柏麟帝君真身回归天界,心口猛地一悸。
用以感应琉璃盏状态的那缕神魂烙印,彻底断了。
琉璃盏……毁了?
他身形微晃,疾步走向殿后观星台。
指尖迅速掐算,天机却一片混沌,只余下极北之地焚如城方向传来的、隐隐约约的地脉欢鸣,以及……人间少阳山方向,那彻底归于虚无的盏灵气息。
盏毁,而褚璇玑未死?
罗喉计都的元神竟未归位?不……不对!那个跟在璇玑身边的褚承影!
“司命!” 柏麟声音冷冽。
司命星君几乎连滚爬进殿中:“帝、帝君!您回来了!小仙正有要事禀报!下界少阳派……”
“褚承影的命书,即刻取来!” 柏麟打断他。
司命不敢多言,慌忙捧出命簿,指尖灵光急点,属于“褚承影”的那一页缓缓浮现,却与其他命格迥异。

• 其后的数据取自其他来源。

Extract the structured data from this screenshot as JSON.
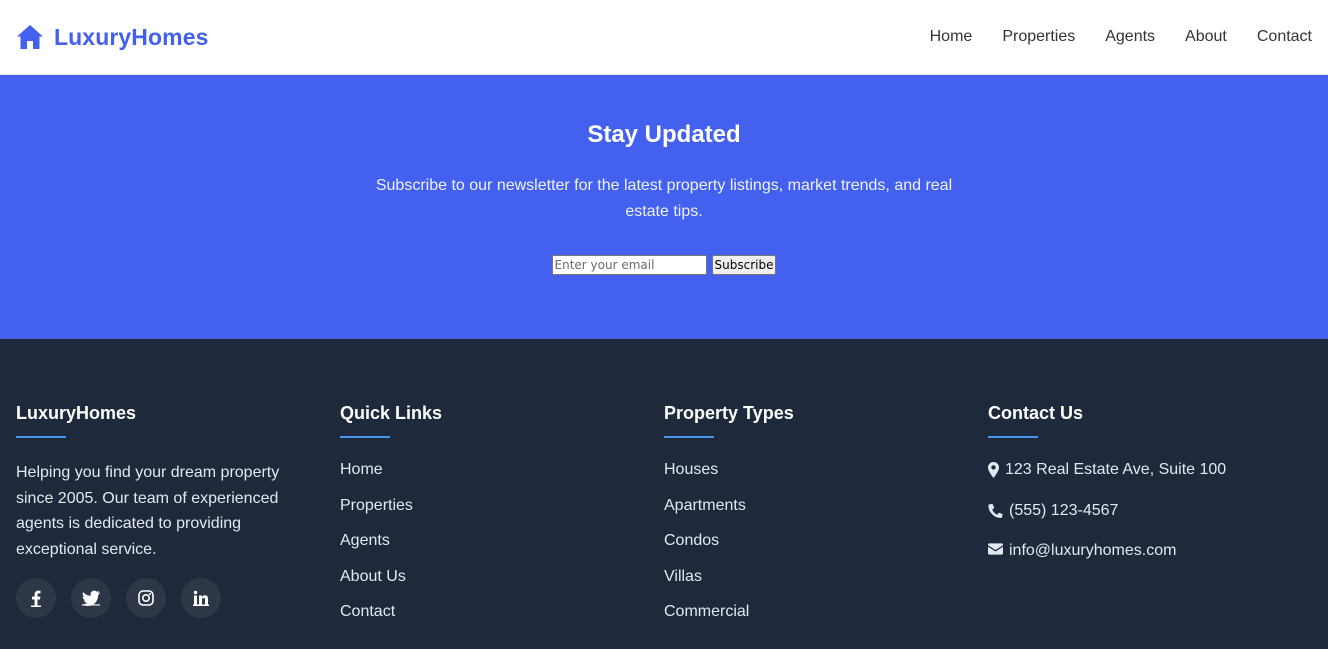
{
  "header": {
    "brand": "LuxuryHomes",
    "brand_icon": "home-icon",
    "brand_color": "#4361ee",
    "nav": [
      "Home",
      "Properties",
      "Agents",
      "About",
      "Contact"
    ]
  },
  "newsletter": {
    "title": "Stay Updated",
    "description": "Subscribe to our newsletter for the latest property listings, market trends, and real estate tips.",
    "email_placeholder": "Enter your email",
    "email_value": "",
    "button_label": "Subscribe",
    "background": "#4361ee"
  },
  "footer": {
    "background": "#1e293b",
    "accent": "#4895ef",
    "about": {
      "title": "LuxuryHomes",
      "text": "Helping you find your dream property since 2005. Our team of experienced agents is dedicated to providing exceptional service.",
      "social": [
        "facebook-icon",
        "twitter-icon",
        "instagram-icon",
        "linkedin-icon"
      ]
    },
    "quick_links": {
      "title": "Quick Links",
      "items": [
        "Home",
        "Properties",
        "Agents",
        "About Us",
        "Contact"
      ]
    },
    "property_types": {
      "title": "Property Types",
      "items": [
        "Houses",
        "Apartments",
        "Condos",
        "Villas",
        "Commercial"
      ]
    },
    "contact": {
      "title": "Contact Us",
      "address": "123 Real Estate Ave, Suite 100",
      "phone": "(555) 123-4567",
      "email": "info@luxuryhomes.com"
    }
  }
}
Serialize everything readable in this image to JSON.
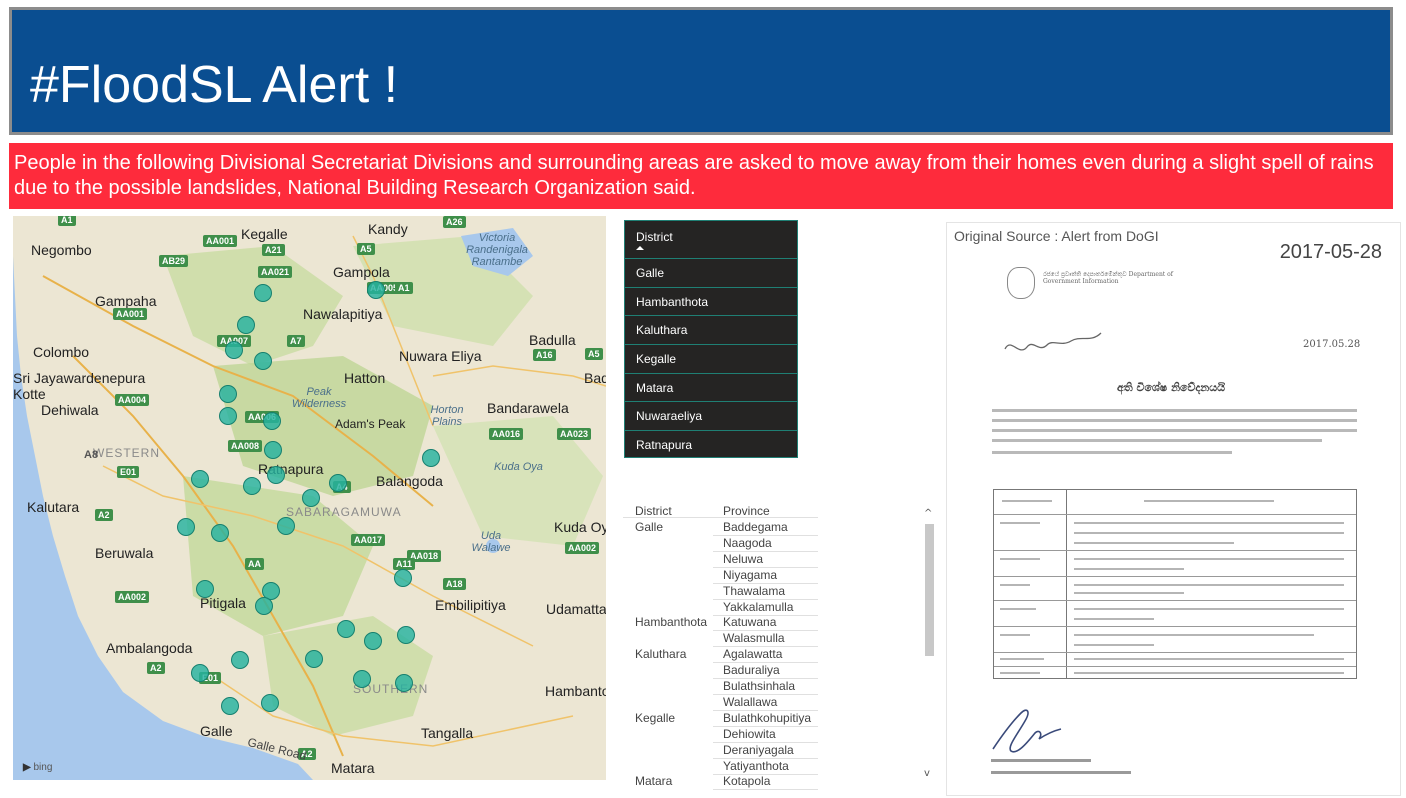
{
  "header": {
    "title": "#FloodSL Alert !"
  },
  "banner": {
    "text": "People in the following Divisional Secretariat Divisions and surrounding areas are asked to move away from their homes even during a slight spell of rains due to the possible landslides, National Building Research Organization said."
  },
  "colors": {
    "header_bg": "#0a4e91",
    "banner_bg": "#fe2b3c",
    "slicer_bg": "#252423",
    "slicer_border": "#1f7f74",
    "marker": "#26b2a0"
  },
  "map": {
    "places": [
      "Negombo",
      "Kegalle",
      "Kandy",
      "Gampaha",
      "Gampola",
      "Nawalapitiya",
      "Colombo",
      "Badulla",
      "Nuwara Eliya",
      "Sri Jayawardenepura Kotte",
      "Hatton",
      "Dehiwala",
      "Bandarawela",
      "Adam's Peak",
      "Ratnapura",
      "Balangoda",
      "Kalutara",
      "Kuda Oya",
      "Beruwala",
      "Pitigala",
      "Embilipitiya",
      "Udamattala",
      "Ambalangoda",
      "Hambantota",
      "Galle",
      "Tangalla",
      "Matara",
      "Bad"
    ],
    "regions": [
      "WESTERN",
      "SABARAGAMUWA",
      "SOUTHERN"
    ],
    "parks": [
      "Victoria Randenigala Rantambe",
      "Peak Wilderness",
      "Horton Plains",
      "Kuda Oya",
      "Uda Walawe"
    ],
    "roads": [
      "A1",
      "A26",
      "AA001",
      "A21",
      "A5",
      "AB29",
      "AA021",
      "AA005",
      "AA001",
      "A7",
      "AA007",
      "A16",
      "AA004",
      "AA006",
      "AA008",
      "AA016",
      "AA023",
      "A8",
      "E01",
      "A2",
      "AA017",
      "AA018",
      "AA002",
      "A18",
      "AA002",
      "A2",
      "E01",
      "A2",
      "A5",
      "A4",
      "A1",
      "A11",
      "AA"
    ],
    "galle_road": "Galle Road",
    "attribution": "bing"
  },
  "slicer": {
    "title": "District",
    "items": [
      "Galle",
      "Hambanthota",
      "Kaluthara",
      "Kegalle",
      "Matara",
      "Nuwaraeliya",
      "Ratnapura"
    ]
  },
  "table": {
    "columns": [
      "District",
      "Province"
    ],
    "rows": [
      [
        "Galle",
        "Baddegama"
      ],
      [
        "",
        "Naagoda"
      ],
      [
        "",
        "Neluwa"
      ],
      [
        "",
        "Niyagama"
      ],
      [
        "",
        "Thawalama"
      ],
      [
        "",
        "Yakkalamulla"
      ],
      [
        "Hambanthota",
        "Katuwana"
      ],
      [
        "",
        "Walasmulla"
      ],
      [
        "Kaluthara",
        "Agalawatta"
      ],
      [
        "",
        "Baduraliya"
      ],
      [
        "",
        "Bulathsinhala"
      ],
      [
        "",
        "Walallawa"
      ],
      [
        "Kegalle",
        "Bulathkohupitiya"
      ],
      [
        "",
        "Dehiowita"
      ],
      [
        "",
        "Deraniyagala"
      ],
      [
        "",
        "Yatiyanthota"
      ],
      [
        "Matara",
        "Kotapola"
      ]
    ]
  },
  "doc": {
    "title": "Original Source : Alert from DoGI",
    "date": "2017-05-28",
    "letter_date": "2017.05.28",
    "heading": "අති විශේෂ නිවේදනයයි",
    "dept": "රජයේ ප්‍රවෘත්ති දෙපාර්තමේන්තුව Department of Government Information"
  }
}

其上光华流转,时明时暗,字迹竟在缓缓变动,仿佛有另一股更本源的力量在书写、覆盖。
柏麟凝神细观,面色越来越沉。
“原来如此……” 他低声自语,眼中寒意彻骨,“罗喉计都的元神,竟在轮回中自行补全,挣脱了与身体的桎梏……难怪盏毁而无恙。魔煞星与战神,自此……成了两个独立的个体。”
司命小心翼翼觑着他的脸色,试探道:“帝君,这……这不是好事吗?他们不融合,力量便无法恢复至巅峰,对天界的威胁岂不大减?”
“好事?你知道他的心魂是怎么逃出琉璃盏的吗?”
柏麟冷笑,指尖重重点在命簿一处交织的光痕上,“计都心魂轮回十世,其命轨竟始终与另外两人死死纠缠!一是元朗,这倒罢了。另一人……”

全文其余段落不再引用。